D'abord, sans que l'avis de la Cnil ait été sollicité, on crée un énième fichier, qui porte sur des données sensibles, collectées à toutes les phases de procédures judiciaires antérieures, de l'enquête à l'exécution de la peine. Y seraient inscrites les personnes poursuivies, autrement dit présumées innocentes. Que des données recueillies dans une affaire en cours, sur une personne non encore condamnée, puissent faire l'objet d'une consultation par les magistrats et experts, soit. Mais l'inscription ne devrait pas être possible avant la condamnation. Ce fichier a pour finalité une connaissance de la personnalité et de l'évaluation de la dangerosité de ces personnes poursuivies ou condamnées pour une infraction pour laquelle elles peuvent encourir un suivi socio-judiciaire.

Le contenu aussi serait bien large : toutes les pièces des examens et évaluations psychiatriques, médico-psychologiques, psychologiques et pluridisciplinaires. Pourquoi ne pas se contenter de leur liste et de leurs conclusions ? La commission des affaires sociales a d'ailleurs limité cette longue liste.

Sur les modalités, l'article 5 bis renvoie à un décret en Conseil d'État, sans rien dire de la durée de conservation. Quant à la promesse d'effacement en cas de classement sans suite, de décision de non-lieu, de relaxe ou d'acquittement, on voit ce qu'il en est du casier judiciaire ou du Stic. Il est illusoire de penser que les moyens actuels de la justice permettront de le faire fonctionner et cela, dans de bonnes conditions.

Le comité des droits de l'homme de l'ONU, examinant la situation de la France en matière d'application du Pacte international relatif aux droits civils et politiques, soulignait en juillet 2008 que la France devait veiller à ce que « la collecte et la conservation de données personnelles dans les ordinateurs, dans des banques de données et selon d'autres procédés, que ce soit par les autorités publiques, des particuliers ou des organismes privés, soient régies par la loi ». On en est loin ! Et quel droit d'accès auraient les personnes concernées ?

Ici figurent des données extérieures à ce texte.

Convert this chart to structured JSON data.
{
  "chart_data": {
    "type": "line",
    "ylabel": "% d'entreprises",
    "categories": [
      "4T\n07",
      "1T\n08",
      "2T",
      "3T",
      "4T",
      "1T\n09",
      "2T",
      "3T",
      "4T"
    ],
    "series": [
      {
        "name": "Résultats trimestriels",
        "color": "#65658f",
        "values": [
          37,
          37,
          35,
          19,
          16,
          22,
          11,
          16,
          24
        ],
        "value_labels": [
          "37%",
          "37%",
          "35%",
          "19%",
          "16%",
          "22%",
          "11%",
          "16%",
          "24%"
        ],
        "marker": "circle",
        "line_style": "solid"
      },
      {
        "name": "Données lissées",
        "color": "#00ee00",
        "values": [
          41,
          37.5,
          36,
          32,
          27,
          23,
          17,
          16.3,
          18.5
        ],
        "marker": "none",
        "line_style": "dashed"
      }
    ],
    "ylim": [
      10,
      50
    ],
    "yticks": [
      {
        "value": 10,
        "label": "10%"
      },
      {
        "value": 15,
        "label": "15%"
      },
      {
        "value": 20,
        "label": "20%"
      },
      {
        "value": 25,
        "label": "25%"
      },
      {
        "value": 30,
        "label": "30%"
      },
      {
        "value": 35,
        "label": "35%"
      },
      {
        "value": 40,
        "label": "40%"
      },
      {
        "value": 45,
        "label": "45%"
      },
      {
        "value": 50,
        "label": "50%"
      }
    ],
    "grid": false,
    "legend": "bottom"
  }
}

Quel est, enfin, le véritable intérêt de ce répertoire ? La situation de la personne concernée peut avoir évolué ; elle nécessite en tout état de cause de nouvelles évaluations. Et la notion de dangerosité est peu fiable...

M. le président.  - Amendement identique n°44, présenté par M. Anziani et les membres du groupe socialiste, apparentés et rattachés.

M. Alain Anziani.  - Ce matin, en commission des lois, le président de la Cnil a fait des observations pertinentes.

Il existe aujourd'hui environ soixante-dix fichiers, me semble-t-il.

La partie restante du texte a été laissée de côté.